Carlos Alberto Montaner
Uno de los deportes más populares en Estados Unidos es mortificar a los inmigrantes ilegales. Da votos. El propósito es martirizarlos hasta lograr que regresen a sus países. No les expiden licencias de conducir, intentan que no puedan alquilar viviendas y tratan de que se les niegue el acceso al trabajo o a los estudios. Quieren rendirlos y expulsarlos por hambre.
No se trata de que los políticos sean sádicos. Los políticos son animales que se alimentan de votos. No son peores que los dentistas o los poetas. Han percibido que mayoritariamente la sociedad quiere echar a los extranjeros sin papeles y se han lanzado a encabezar la cacería. El senador John McCain, que hace unos años, junto a Ted Kennedy, trataba de que se aprobara una sensata reforma migratoria, hoy se ha sumado a la línea dura para sobrevivir en esta atmósfera de xenofobia incrementada por la crisis económica y el aumento del desempleo.
No es la primera vez que esto ocurre en Estados Unidos. Tras la crisis de 1929, en época de Herbert Hoover, pasó lo mismo y un par de millones de personas, casi todas mexicanas, fueron expulsadas con enorme dureza. Como sucede en nuestros días, miles de norteamericanos culturales, que no hablaban español, acabaron exiliados en México, un país totalmente extraño para ellos.
El ejemplo cundió al otro lado del Atlántico. Por aquellas fechas, Adolfo Hitler ascendía al poder en Alemania y no tardó en dictar las primeras leyes antisemitas. La “lógica” de Hitler era que los judíos eran extranjeros indeseables aunque llevaran diez generaciones en Alemania y estuvieran totalmente germanizados. A partir de 1935 los judíos no pudieron poseer propiedades, tener negocios, ejercer ciertas profesiones o estudiar en los mismos centros que los alemanes “genuinos”. Ni siquiera podían casarse o tener relaciones sexuales con los “arios”. Los nazis querían crearles incomodidades terribles a los judíos para que se largaran. Eventualmente, decidieron exterminar a los que no habían escapado a tiempo.
Mortificar a los ilegales, además de ser un crimen, es una estupidez. Mucho más razonable, como hizo Ronald Reagan en su tiempo, es dictar una suerte de amnistía para que los inmigrantes irregulares que no han cometido crímenes legitimen su estancia en el país, paguen impuestos, cumplan con los deberes que les impone la ley y, cuando pase el tiempo requerido, se conviertan en ciudadanos de pleno derecho.
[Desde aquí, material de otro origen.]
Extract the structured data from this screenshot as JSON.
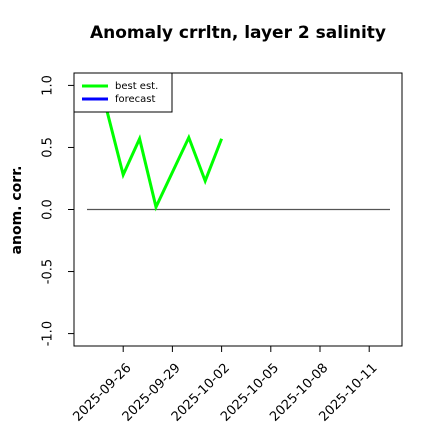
{
  "chart_data": {
    "type": "line",
    "title": "Anomaly crrltn, layer 2 salinity",
    "y_label": "anom. corr.",
    "x": [
      "2025-09-25",
      "2025-09-26",
      "2025-09-27",
      "2025-09-28",
      "2025-09-29",
      "2025-09-30",
      "2025-10-01",
      "2025-10-02"
    ],
    "series": [
      {
        "name": "best est.",
        "color": "#00ff00",
        "values": [
          0.8,
          0.28,
          0.57,
          0.02,
          0.3,
          0.58,
          0.23,
          0.57
        ]
      },
      {
        "name": "forecast",
        "color": "#0000ff",
        "values": [
          null,
          null,
          null,
          null,
          null,
          null,
          null,
          null
        ]
      }
    ],
    "xlim": [
      "2025-09-23",
      "2025-10-13"
    ],
    "xticks": [
      "2025-09-26",
      "2025-09-29",
      "2025-10-02",
      "2025-10-05",
      "2025-10-08",
      "2025-10-11"
    ],
    "xtick_colors": [
      "#000000",
      "#000000",
      "#228b22",
      "#000000",
      "#000000",
      "#000000"
    ],
    "ylim": [
      -1.1,
      1.1
    ],
    "yticks": [
      {
        "value": -1,
        "label": "-1.0"
      },
      -0.5,
      {
        "value": 0,
        "label": "0.0"
      },
      0.5,
      {
        "value": 1,
        "label": "1.0"
      }
    ],
    "reference_line": 0,
    "legend": "top-left"
  }
}
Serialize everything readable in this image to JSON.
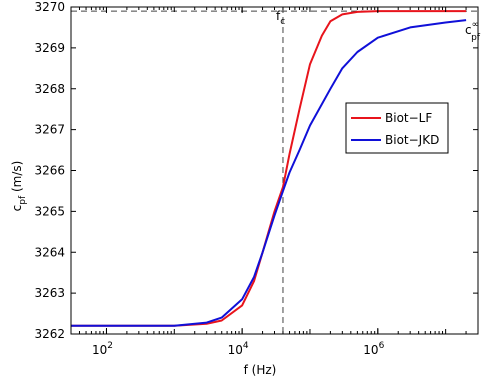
{
  "chart_data": {
    "type": "line",
    "xscale": "log",
    "xlim": [
      30,
      30000000
    ],
    "ylim": [
      3262,
      3270
    ],
    "xlabel": "f (Hz)",
    "ylabel_main": "c",
    "ylabel_sub": "pf",
    "ylabel_unit": " (m/s)",
    "x_ticks": [
      {
        "value": 100,
        "base": "10",
        "exp": "2"
      },
      {
        "value": 10000,
        "base": "10",
        "exp": "4"
      },
      {
        "value": 1000000,
        "base": "10",
        "exp": "6"
      }
    ],
    "y_ticks": [
      3262,
      3263,
      3264,
      3265,
      3266,
      3267,
      3268,
      3269,
      3270
    ],
    "annotations": {
      "fc_main": "f",
      "fc_sub": "c",
      "fc_value": 40000,
      "cinf_main": "c",
      "cinf_sup": "∞",
      "cinf_sub": "pf",
      "cinf_value": 3269.9
    },
    "legend": {
      "placement": "right-center"
    },
    "series": [
      {
        "name": "Biot−LF",
        "color": "#e8141c",
        "points": [
          [
            30,
            3262.2
          ],
          [
            1000,
            3262.2
          ],
          [
            3000,
            3262.25
          ],
          [
            5000,
            3262.33
          ],
          [
            10000,
            3262.7
          ],
          [
            15000,
            3263.3
          ],
          [
            20000,
            3264.0
          ],
          [
            30000,
            3265.0
          ],
          [
            40000,
            3265.6
          ],
          [
            50000,
            3266.4
          ],
          [
            70000,
            3267.5
          ],
          [
            100000,
            3268.6
          ],
          [
            150000,
            3269.3
          ],
          [
            200000,
            3269.65
          ],
          [
            300000,
            3269.82
          ],
          [
            500000,
            3269.88
          ],
          [
            1000000,
            3269.9
          ],
          [
            20000000,
            3269.9
          ]
        ]
      },
      {
        "name": "Biot−JKD",
        "color": "#1010d8",
        "points": [
          [
            30,
            3262.2
          ],
          [
            1000,
            3262.2
          ],
          [
            3000,
            3262.28
          ],
          [
            5000,
            3262.4
          ],
          [
            10000,
            3262.85
          ],
          [
            15000,
            3263.4
          ],
          [
            20000,
            3264.0
          ],
          [
            30000,
            3264.9
          ],
          [
            40000,
            3265.5
          ],
          [
            50000,
            3265.95
          ],
          [
            70000,
            3266.5
          ],
          [
            100000,
            3267.1
          ],
          [
            200000,
            3268.0
          ],
          [
            300000,
            3268.5
          ],
          [
            500000,
            3268.9
          ],
          [
            1000000,
            3269.25
          ],
          [
            3000000,
            3269.5
          ],
          [
            10000000,
            3269.62
          ],
          [
            20000000,
            3269.68
          ]
        ]
      }
    ]
  }
}
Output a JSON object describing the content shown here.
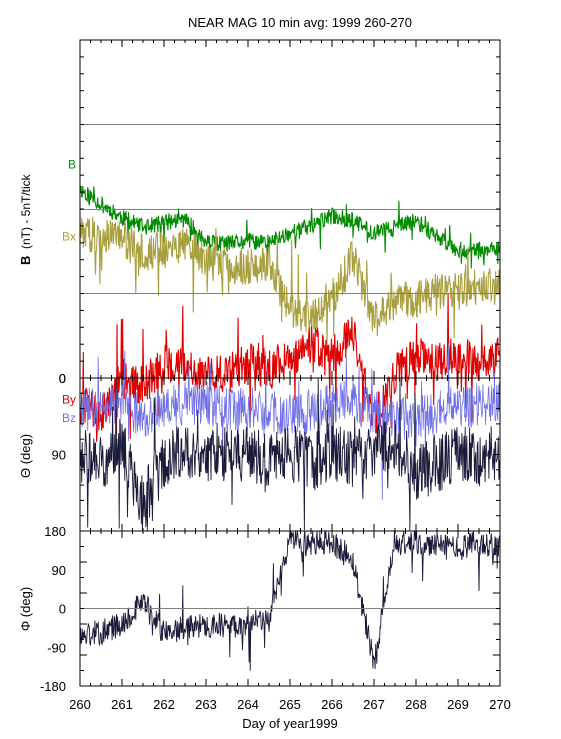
{
  "title": "NEAR MAG 10 min avg: 1999 260-270",
  "xlabel": "Day of year1999",
  "colors": {
    "B": "#008a00",
    "Bx": "#a8a040",
    "By": "#e00000",
    "Bz": "#7070e8",
    "angle": "#1a1a3a",
    "frame": "#000000",
    "refline": "#808080"
  },
  "chart_data": [
    {
      "type": "line",
      "panel": "top",
      "ylabel_bold": "B",
      "ylabel_rest": "(nT) - 5nT/tick",
      "x": [
        260,
        260.5,
        261,
        261.5,
        262,
        262.5,
        263,
        263.5,
        264,
        264.5,
        265,
        265.5,
        266,
        266.5,
        267,
        267.5,
        268,
        268.5,
        269,
        269.5,
        270
      ],
      "xticks": [
        "260",
        "261",
        "262",
        "263",
        "264",
        "265",
        "266",
        "267",
        "268",
        "269",
        "270"
      ],
      "yticks": [
        "0"
      ],
      "series": [
        {
          "name": "B",
          "color_key": "B",
          "values": [
            11.2,
            10.3,
            9.5,
            8.9,
            9.2,
            9.4,
            8.0,
            7.9,
            8.1,
            8.0,
            8.6,
            9.0,
            9.6,
            9.3,
            8.6,
            8.9,
            9.3,
            8.4,
            7.6,
            7.5,
            7.6
          ]
        },
        {
          "name": "Bx",
          "color_key": "Bx",
          "values": [
            8.6,
            8.4,
            8.3,
            7.4,
            7.6,
            8.0,
            6.9,
            6.7,
            6.6,
            6.8,
            4.0,
            3.6,
            4.7,
            7.2,
            3.4,
            4.6,
            4.6,
            5.2,
            5.1,
            5.4,
            5.4
          ]
        },
        {
          "name": "By",
          "color_key": "By",
          "values": [
            -1.5,
            -2.2,
            0.0,
            -0.5,
            0.8,
            1.0,
            0.2,
            0.2,
            0.9,
            0.5,
            1.2,
            2.0,
            1.4,
            2.6,
            -2.6,
            0.3,
            1.3,
            1.0,
            1.3,
            0.9,
            1.2
          ]
        },
        {
          "name": "Bz",
          "color_key": "Bz",
          "values": [
            -2.0,
            -1.8,
            -1.4,
            -2.3,
            -1.6,
            -1.5,
            -1.5,
            -1.8,
            -1.8,
            -2.0,
            -2.2,
            -2.1,
            -1.5,
            -1.4,
            -2.0,
            -2.5,
            -2.3,
            -2.1,
            -1.6,
            -1.6,
            -1.4
          ]
        }
      ]
    },
    {
      "type": "line",
      "panel": "theta",
      "ylabel": "Θ (deg)",
      "ylim": [
        0,
        180
      ],
      "inverted": true,
      "yticks": [
        "0",
        "90"
      ],
      "x": [
        260,
        260.5,
        261,
        261.5,
        262,
        262.5,
        263,
        263.5,
        264,
        264.5,
        265,
        265.5,
        266,
        266.5,
        267,
        267.5,
        268,
        268.5,
        269,
        269.5,
        270
      ],
      "values": [
        90,
        98,
        80,
        150,
        95,
        82,
        92,
        88,
        90,
        102,
        86,
        100,
        85,
        95,
        90,
        78,
        112,
        100,
        90,
        95,
        88
      ]
    },
    {
      "type": "line",
      "panel": "phi",
      "ylabel": "Φ (deg)",
      "ylim": [
        -180,
        180
      ],
      "yticks": [
        "180",
        "90",
        "0",
        "-90",
        "-180"
      ],
      "x": [
        260,
        260.5,
        261,
        261.5,
        262,
        262.5,
        263,
        263.5,
        264,
        264.5,
        265,
        265.5,
        266,
        266.5,
        267,
        267.5,
        268,
        268.5,
        269,
        269.5,
        270
      ],
      "values": [
        -65,
        -55,
        -35,
        20,
        -58,
        -45,
        -38,
        -40,
        -35,
        -28,
        165,
        150,
        155,
        110,
        -125,
        148,
        150,
        145,
        140,
        150,
        150
      ]
    }
  ]
}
A todos les conviene que eso ocurra.
Naturalmente, tras la amnistía debe fijarse una fecha en el futuro a partir de la cual nadie pueda darle empleo a una persona que carezca de residencia legal y autorización para trabajar, so pena de ser multado severamente, lo que sin duda detendrá la avalancha de ilegales. Es lo que se hace en Suiza con gran éxito.
El argumento de que Estados Unidos, mientras ciertas personas cumplen con las reglas, no puede premiar la conducta delictiva de los desaprensivos que violan las leyes migratorias, se da de bruces con la tradición legal del país. Si el ordenamiento jurídico de la nación contempla la amnistía, el perdón o cualquier otro tipo de benigna redención de la pena, ello quiere decir que el país sí puede y debe emplear estos recursos legales cuando las circunstancias lo exigen. ¿No se benefició Bill Clinton de una amnistía que amparó a quienes evadieron el servicio militar obligatorio en tiempos de guerra y llegó a ser presidente? ¿Quién ha dicho que la compasión no cabe en el estado de derecho?
Desde 1966, por razones especiales, al menos un grupo de extranjeros, las personas de origen cubano, si han llegado legalmente a Estados Unidos, aunque sea como turistas, al cabo de un año de estancia en el país pueden solicitar y obtener su residencia. Esto ha permitido que esta comunidad, que no ha creado guetos marginales pese a radicar mayoritariamente en una ciudad pobre (Miami), haya alcanzado un nivel de desempeño económico, estudios, y obediencia a la ley semejante a la población media norteamericana.
Esa legislación ha logrado, además, que la integración de los cubanos al mainstream norteamericano sea excepcionalmente alta. Si hoy la presidenta del Comité de Relaciones Internacionales del Congreso de Estados Unidos, Ileana Ros-Lehtinen, es una persona nacida en Cuba; o si el presidente del mayor college de Estados Unidos es otro cubano, el Dr. Eduardo Padrón, es porque los políticos que hace medio siglo se enfrentaron al problema planteado por estos inmigrantes irregulares (como ellos lo fueron en su momento) no se dedicaron a mortificarlos para que se marcharan, sino les tendieron puentes para que se integraran.
Eso es lo inteligente. Eso es lo que se espera de una sociedad compasiva que jura poseer valores cristianos.